Fondamentalement on croit parce qu'on fait confiance à celui qui parle. C'est la situation de l'enfance qui se développe par les paroles entendues auprès des êtres chers. Si bien que le contenu de la croyance importe moins que le lien qui s'établit entre deux ou plusieurs personnes. Que ce lien vienne à se rompre, ou que la déception, la trahison viennent déchirer la confiance, et la croyance mollit ou disparaît. Certains enfants se remettent difficilement de la découverte que le Père Noël n'est qu'une fiction, et entretiennent dès lors une longue méfiance à l'égard du discours des adultes, non point de ce que le Père Noël ne soit qu'un mythe, mais de ce que la confiance ait été trahie. Si les adlutes mentent en affaires si graves, comment leur faire confiance pour d'autres affaires : une suspicion méthodique viendra remplacer la douce naïveté d'entan.
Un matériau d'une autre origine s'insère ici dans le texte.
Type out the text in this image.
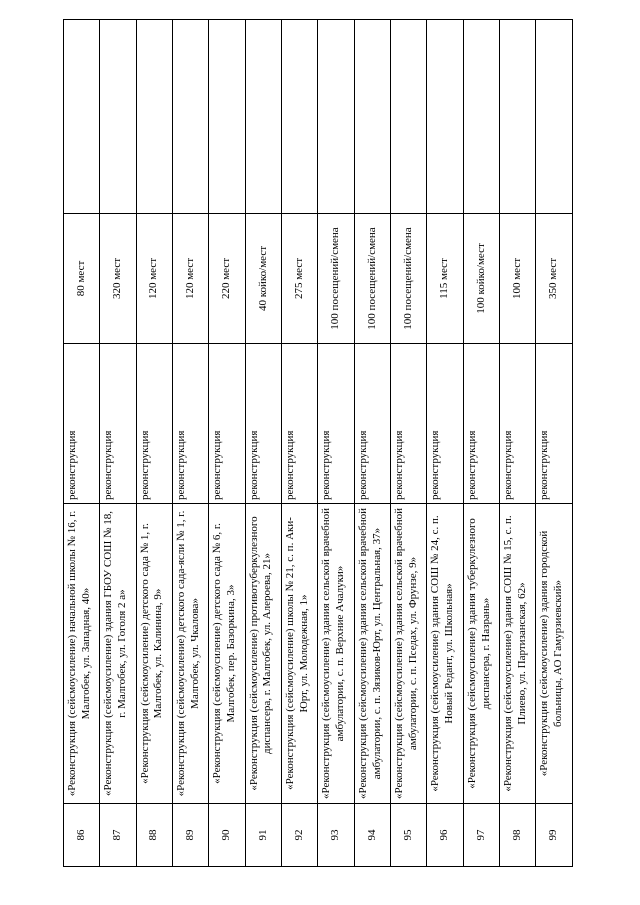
86	«Реконструкция (сейсмоусиление) начальной школы № 16, г. Малгобек, ул. Западная, 40»	реконструкция	80 мест	
87	«Реконструкция (сейсмоусиление) здания ГБОУ СОШ № 18, г. Малгобек, ул. Гоголя 2 а»	реконструкция	320 мест	
88	«Реконструкция (сейсмоусиление) детского сада № 1, г. Малгобек, ул. Калинина, 9»	реконструкция	120 мест	
89	«Реконструкция (сейсмоусиление) детского сада-ясли № 1, г. Малгобек, ул. Чкалова»	реконструкция	120 мест	
90	«Реконструкция (сейсмоусиление) детского сада № 6, г. Малгобек, пер. Базоркина, 3»	реконструкция	220 мест	
91	«Реконструкция (сейсмоусиление) противотуберкулезного диспансера, г. Малгобек, ул. Алероева, 21»	реконструкция	40 койко/мест	
92	«Реконструкция (сейсмоусиление) школы № 21, с. п. Аки-Юрт, ул. Молодежная, 1»	реконструкция	275 мест	
93	«Реконструкция (сейсмоусиление) здания сельской врачебной амбулатории, с. п. Верхние Ачалуки»	реконструкция	100 посещений/смена	
94	«Реконструкция (сейсмоусиление) здания сельской врачебной амбулатории, с. п. Зязиков-Юрт, ул. Центральная, 37»	реконструкция	100 посещений/смена	
95	«Реконструкция (сейсмоусиление) здания сельской врачебной амбулатории, с. п. Пседах, ул. Фрунзе, 9»	реконструкция	100 посещений/смена	
96	«Реконструкция (сейсмоусиление) здания СОШ № 24, с. п. Новый Редант, ул. Школьная»	реконструкция	115 мест	
97	«Реконструкция (сейсмоусиление) здания туберкулезного диспансера, г. Назрань»	реконструкция	100 койко/мест	
98	«Реконструкция (сейсмоусиление) здания СОШ № 15, с. п. Плиево, ул. Партизанская, 62»	реконструкция	100 мест	
99	«Реконструкция (сейсмоусиление) здания городской больницы, АО Гамурзиевский»	реконструкция	350 мест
Le même mécanisme vaut pour la foi religieuse : si Dieu me trahit à qui donc ferai-je confiance ?

D'un autre côté, refuser toute confiance à quiconque est quasi impossible. La vie sociale, dans ses moindres transactions, la suppose et l'exige. En cas de faillite c'est la justice qui viendra trancher. Il faudra donc s'en remettre à la justice, pour laquelle, à défaut de confiance, c'est la force du droit qui fait loi. Je puis toujours me défier de la justice, contester ses principes, je ne pourrai m'opposer à ses arrêts. La force de l'Etat ne repose pas sur la confiance mais sur la contrainte, légitimée par la loi. On peut en conclure que si la confiance, en matière civile, est belle, si elle rend possible nombre de transactions pacifiques, à elle seule elle ne fonde pas une société, laquelle ne peut se passer de la loi et de la force.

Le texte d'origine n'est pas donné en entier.